The town's main thoroughfare — Indiana 22 (known as Main Street within town limits) — will be closed for the better parts of the next two years as the busy state road undergoes an extensive resurfacing project.
Construction will be done in four phases, with the first phase beginning this month and continuing until the beginning of October. Construction will then resume in spring 2022.
In all, the project is expected to be completed in the second quarter of 2023 and will be an investment of more than $8 million, according to INDOT's statewide construction map.
When it's done, a new bridge overlay over Wildcat Creek, new sidewalks and a full road resurfacing of Indiana 22 will have been completed. The Indiana Department of Transportation said construction would begin on April 1, but construction has yet to begin as of earlier this week.

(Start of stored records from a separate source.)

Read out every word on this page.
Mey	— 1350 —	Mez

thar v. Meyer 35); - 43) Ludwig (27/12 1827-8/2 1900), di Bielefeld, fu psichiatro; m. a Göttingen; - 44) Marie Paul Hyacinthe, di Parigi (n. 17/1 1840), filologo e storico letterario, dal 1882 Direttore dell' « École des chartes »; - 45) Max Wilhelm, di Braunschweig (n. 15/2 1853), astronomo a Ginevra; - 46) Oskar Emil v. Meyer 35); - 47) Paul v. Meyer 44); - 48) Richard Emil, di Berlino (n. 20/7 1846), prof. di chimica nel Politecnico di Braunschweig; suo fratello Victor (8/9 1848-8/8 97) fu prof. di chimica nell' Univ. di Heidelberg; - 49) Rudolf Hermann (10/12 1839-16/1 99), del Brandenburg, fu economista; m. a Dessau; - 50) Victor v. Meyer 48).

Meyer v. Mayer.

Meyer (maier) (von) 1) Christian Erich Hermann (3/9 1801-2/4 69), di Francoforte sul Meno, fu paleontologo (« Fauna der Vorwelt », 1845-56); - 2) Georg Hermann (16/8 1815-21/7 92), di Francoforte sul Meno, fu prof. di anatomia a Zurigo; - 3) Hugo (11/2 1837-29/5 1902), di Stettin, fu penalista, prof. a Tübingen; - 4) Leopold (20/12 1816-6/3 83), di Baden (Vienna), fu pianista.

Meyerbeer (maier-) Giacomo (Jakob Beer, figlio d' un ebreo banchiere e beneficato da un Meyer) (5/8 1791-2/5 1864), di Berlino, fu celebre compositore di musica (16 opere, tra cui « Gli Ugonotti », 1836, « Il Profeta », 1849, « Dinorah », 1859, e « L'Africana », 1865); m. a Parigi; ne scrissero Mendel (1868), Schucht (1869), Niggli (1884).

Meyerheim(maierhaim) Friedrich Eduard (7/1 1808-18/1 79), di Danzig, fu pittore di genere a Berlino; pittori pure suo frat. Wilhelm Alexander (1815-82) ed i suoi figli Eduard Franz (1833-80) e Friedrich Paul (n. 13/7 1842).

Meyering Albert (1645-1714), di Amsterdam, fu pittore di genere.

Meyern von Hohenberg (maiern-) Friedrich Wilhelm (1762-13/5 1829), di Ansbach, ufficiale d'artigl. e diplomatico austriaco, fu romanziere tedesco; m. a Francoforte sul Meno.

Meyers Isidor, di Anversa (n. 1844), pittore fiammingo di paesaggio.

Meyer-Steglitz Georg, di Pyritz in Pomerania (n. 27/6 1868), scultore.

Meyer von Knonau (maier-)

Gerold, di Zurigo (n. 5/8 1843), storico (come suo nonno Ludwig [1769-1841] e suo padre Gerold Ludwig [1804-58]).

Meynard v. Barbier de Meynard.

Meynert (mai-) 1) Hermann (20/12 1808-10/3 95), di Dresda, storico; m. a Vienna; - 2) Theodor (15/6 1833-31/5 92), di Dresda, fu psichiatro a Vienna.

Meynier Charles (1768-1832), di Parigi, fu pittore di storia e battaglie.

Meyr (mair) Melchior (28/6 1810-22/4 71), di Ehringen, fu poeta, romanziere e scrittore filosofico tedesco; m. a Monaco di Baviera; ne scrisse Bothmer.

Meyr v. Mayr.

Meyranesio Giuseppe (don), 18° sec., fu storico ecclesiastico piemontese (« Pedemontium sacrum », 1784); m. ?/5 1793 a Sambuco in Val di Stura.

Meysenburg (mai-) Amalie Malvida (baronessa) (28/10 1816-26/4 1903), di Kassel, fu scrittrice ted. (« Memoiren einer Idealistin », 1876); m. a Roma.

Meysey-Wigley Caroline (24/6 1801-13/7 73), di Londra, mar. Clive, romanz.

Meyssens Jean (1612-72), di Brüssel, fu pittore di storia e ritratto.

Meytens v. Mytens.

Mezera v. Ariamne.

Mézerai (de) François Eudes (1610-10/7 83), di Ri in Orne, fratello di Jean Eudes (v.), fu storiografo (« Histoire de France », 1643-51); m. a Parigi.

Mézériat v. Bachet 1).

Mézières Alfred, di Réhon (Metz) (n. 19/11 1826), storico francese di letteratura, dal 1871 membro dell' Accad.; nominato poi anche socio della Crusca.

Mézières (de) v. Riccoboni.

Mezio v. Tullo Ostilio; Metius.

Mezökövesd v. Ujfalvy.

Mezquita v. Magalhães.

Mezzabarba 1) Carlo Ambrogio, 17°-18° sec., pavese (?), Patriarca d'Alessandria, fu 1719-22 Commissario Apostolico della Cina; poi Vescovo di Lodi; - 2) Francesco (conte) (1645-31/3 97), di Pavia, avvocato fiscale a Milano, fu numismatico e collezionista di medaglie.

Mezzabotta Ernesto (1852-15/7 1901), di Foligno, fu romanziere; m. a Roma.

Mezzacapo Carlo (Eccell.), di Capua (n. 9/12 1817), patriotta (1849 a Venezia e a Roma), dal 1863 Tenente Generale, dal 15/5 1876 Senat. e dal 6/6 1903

There's little doubt the project won't benefit the town in terms of aesthetics and ensuring that one of the most traveled state roads in Indiana remains viable for decades to come.

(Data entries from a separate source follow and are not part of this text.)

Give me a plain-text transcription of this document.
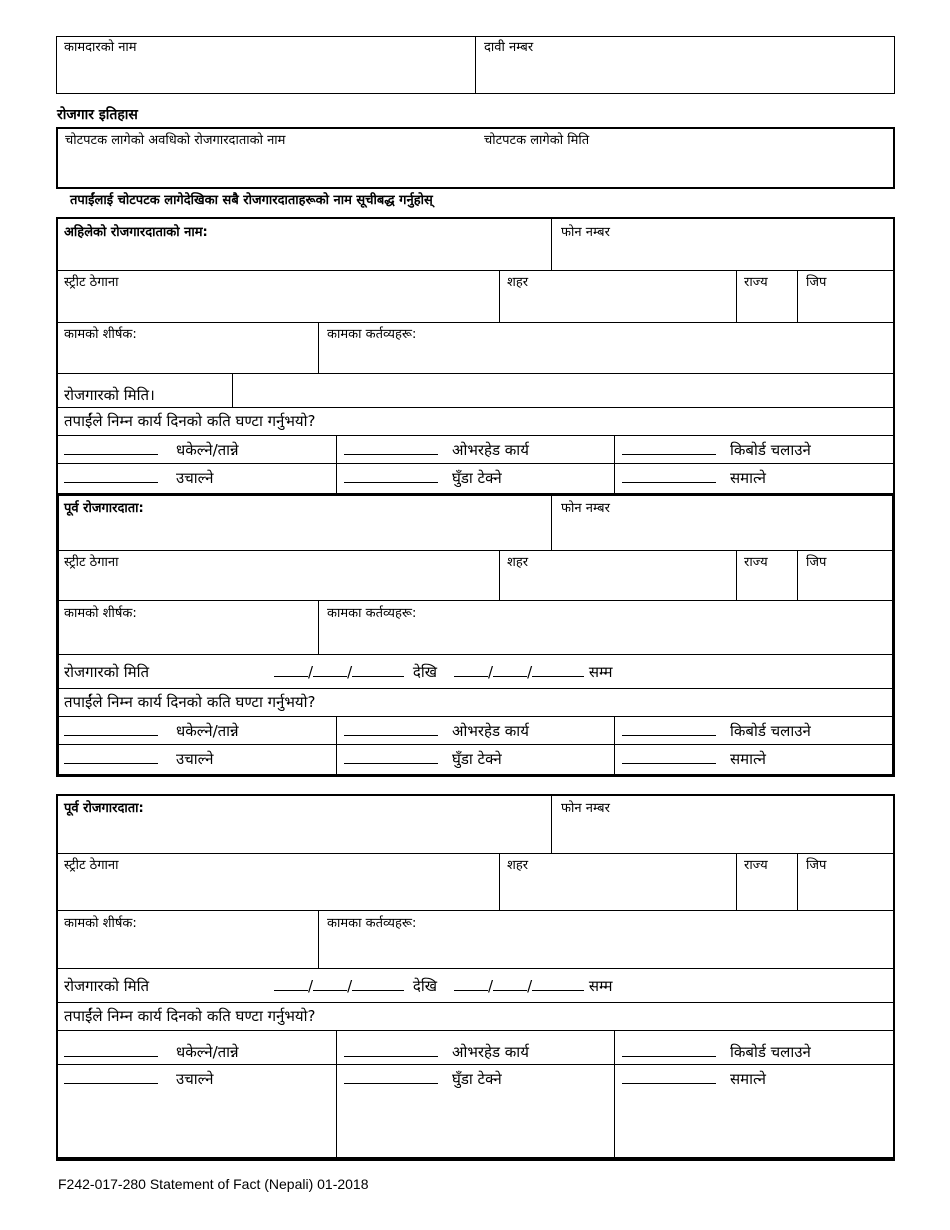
कामदारको नाम	दावी नम्बर
रोजगार इतिहास
चोटपटक लागेको अवधिको रोजगारदाताको नाम	चोटपटक लागेको मिति
तपाईंलाई चोटपटक लागेदेखिका सबै रोजगारदाताहरूको नाम सूचीबद्ध गर्नुहोस्
अहिलेको रोजगारदाताको नाम:	फोन नम्बर
स्ट्रीट ठेगाना	शहर	राज्य	जिप
कामको शीर्षक:	कामका कर्तव्यहरू:
रोजगारको मिति।
तपाईंले निम्न कार्य दिनको कति घण्टा गर्नुभयो?
धकेल्ने/तान्ने	ओभरहेड कार्य	किबोर्ड चलाउने
उचाल्ने	घुँडा टेक्ने	समात्ने
पूर्व रोजगारदाता:	फोन नम्बर
स्ट्रीट ठेगाना	शहर	राज्य	जिप
कामको शीर्षक:	कामका कर्तव्यहरू:
रोजगारको मिति	/ /	देखि	/ /	सम्म
तपाईंले निम्न कार्य दिनको कति घण्टा गर्नुभयो?
धकेल्ने/तान्ने	ओभरहेड कार्य	किबोर्ड चलाउने
उचाल्ने	घुँडा टेक्ने	समात्ने
पूर्व रोजगारदाता:	फोन नम्बर
स्ट्रीट ठेगाना	शहर	राज्य	जिप
कामको शीर्षक:	कामका कर्तव्यहरू:
रोजगारको मिति	/ /	देखि	/ /	सम्म
तपाईंले निम्न कार्य दिनको कति घण्टा गर्नुभयो?
धकेल्ने/तान्ने	ओभरहेड कार्य	किबोर्ड चलाउने
उचाल्ने	घुँडा टेक्ने	समात्ने
F242-017-280 Statement of Fact (Nepali) 01-2018
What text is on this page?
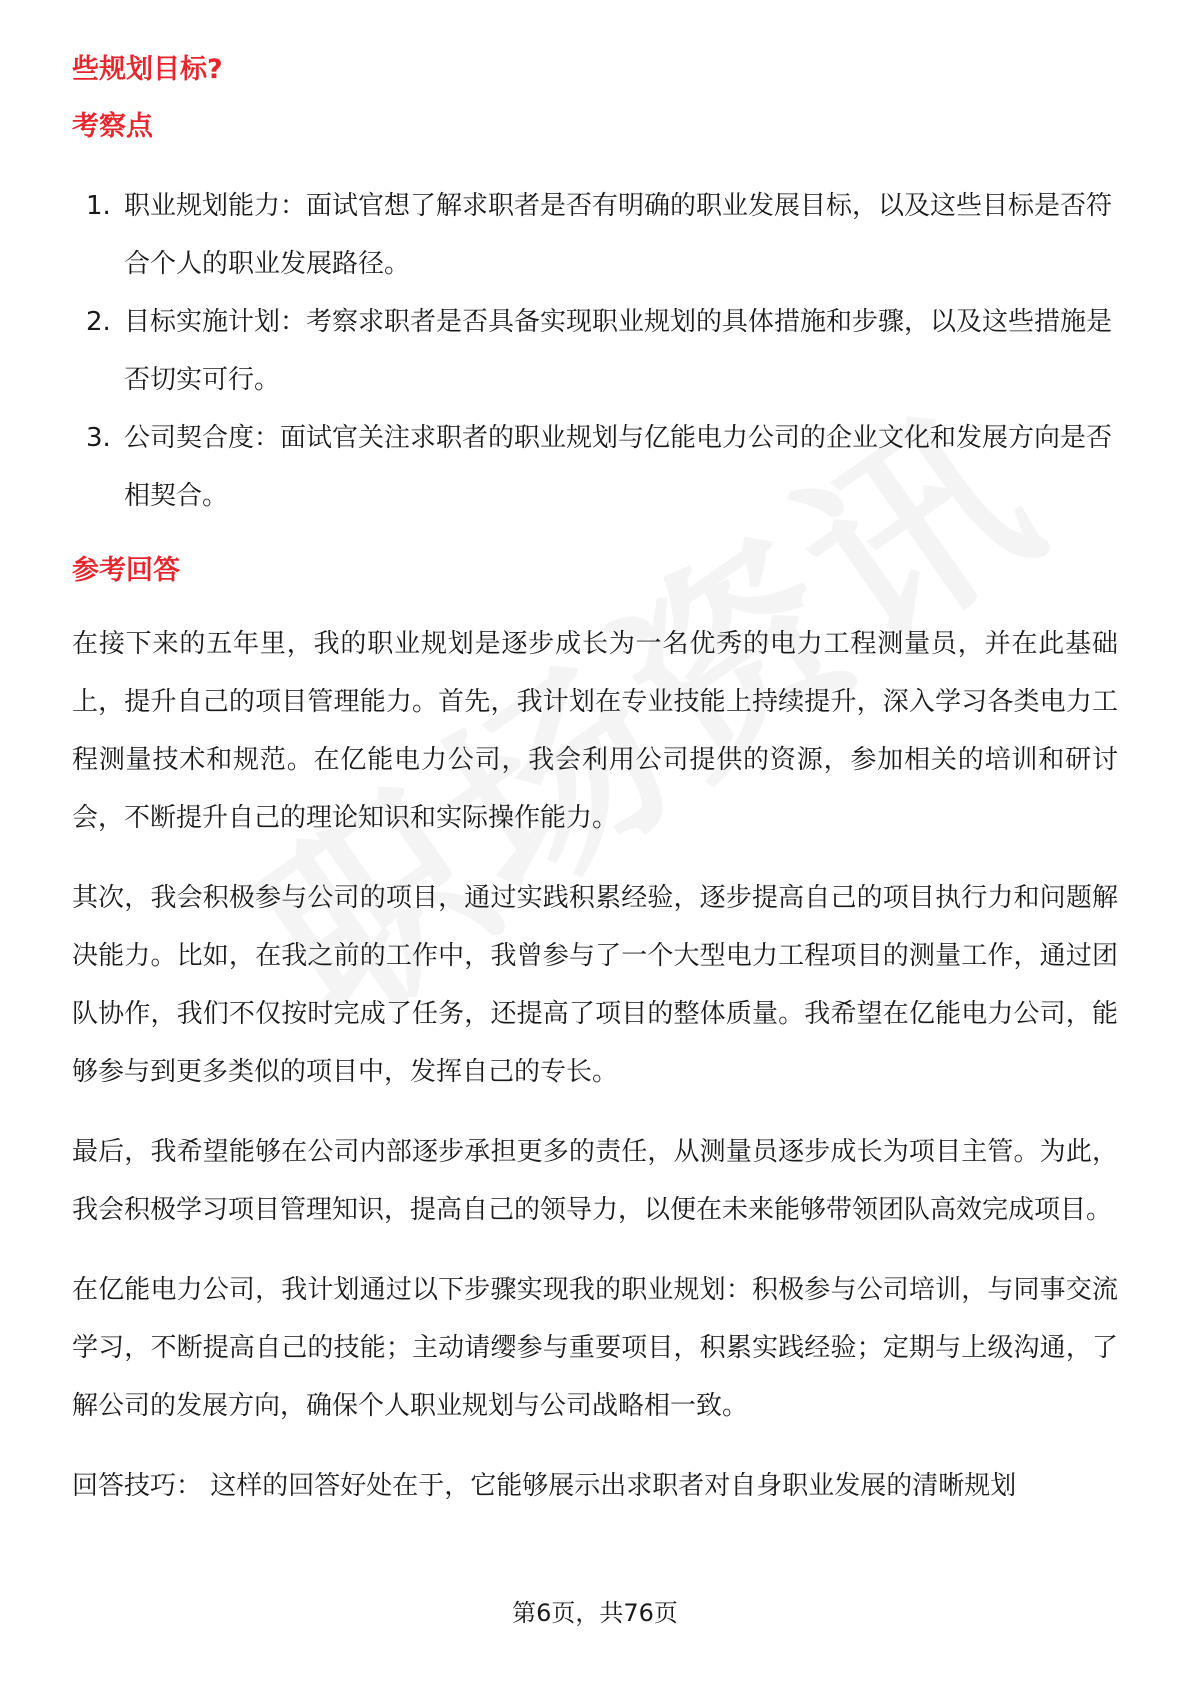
些规划目标?
考察点
1. 职业规划能力：面试官想了解求职者是否有明确的职业发展目标，以及这些目标是否符合个人的职业发展路径。
2. 目标实施计划：考察求职者是否具备实现职业规划的具体措施和步骤，以及这些措施是否切实可行。
3. 公司契合度：面试官关注求职者的职业规划与亿能电力公司的企业文化和发展方向是否相契合。
参考回答

在接下来的五年里，我的职业规划是逐步成长为一名优秀的电力工程测量员，并在此基础上，提升自己的项目管理能力。首先，我计划在专业技能上持续提升，深入学习各类电力工程测量技术和规范。在亿能电力公司，我会利用公司提供的资源，参加相关的培训和研讨会，不断提升自己的理论知识和实际操作能力。

其次，我会积极参与公司的项目，通过实践积累经验，逐步提高自己的项目执行力和问题解决能力。比如，在我之前的工作中，我曾参与了一个大型电力工程项目的测量工作，通过团队协作，我们不仅按时完成了任务，还提高了项目的整体质量。我希望在亿能电力公司，能够参与到更多类似的项目中，发挥自己的专长。

最后，我希望能够在公司内部逐步承担更多的责任，从测量员逐步成长为项目主管。为此，我会积极学习项目管理知识，提高自己的领导力，以便在未来能够带领团队高效完成项目。

在亿能电力公司，我计划通过以下步骤实现我的职业规划：积极参与公司培训，与同事交流学习，不断提高自己的技能；主动请缨参与重要项目，积累实践经验；定期与上级沟通，了解公司的发展方向，确保个人职业规划与公司战略相一致。

回答技巧： 这样的回答好处在于，它能够展示出求职者对自身职业发展的清晰规划

第6页，共76页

But there's genuine fear of how well the small businesses in Greentown that call Indiana 22 home will be able to weather the two-year project.
Michelle Barr, general manager of Hometown Family Restaurant, said she's not worried about Greentown residents making the short trek to the restaurant once construction begins, but she is concerned about whether or not out-of-town regulars will still visit once construction is in full swing.
"We're not happy about it," Barr said about the construction. "We don't know what it's going to do to our business. We don't know how people are going to get here. Nobody's happy about it, but what can you do?"
Barr's sentiments are not unique.
A handful of business owners in Greentown that were reached by the Tribune this month expressed similar feelings of fear of the unknown.
Brad Miller, co-owner of Miller's Farm Market, said customers typically arrive at the market by taking Indiana 22 and turning left at the stoplight at Meridian Street, but now the business is instructing its customers to take C.R. 100 North or come up south from Meridian Street.
"We have a lot of concerns because we have a lot of customers come out of Kokomo that use 22 as the main thoroughfare to come to us," Miller said. "We'd just like everyone to know that we're still going to be open throughout this entire thing and that 100 North is a pretty nice road."
Business owners aren't the only ones with concerns.
The Greentown Main Street Association has been vocal on social media and with yard signs trying to popularize the slogan "Keep the Green in Greentown," challenging residents to spend more dollars at local businesses during the construction.
Town officials say Indiana 22 will be open for local traffic during the construction periods, but they worry people may decide to avoid the area due to the hassle.
Mark Lantz, vice president of the association and a town councilman, said he fears local businesses will suffer a significant decrease in revenue.
He implored those who frequent Greentown but don't live in the town to continue to support the businesses throughout the construction period.
"Greentown is not closed," Lantz said. "We still want folks to come in, be inconvenienced a little bit and patronize our merchants and make sure they're still being supported ... Some of our businesses are operating at pretty tight margins, so to lose, or potentially lose that much revenue, is going to be pretty devastating to them."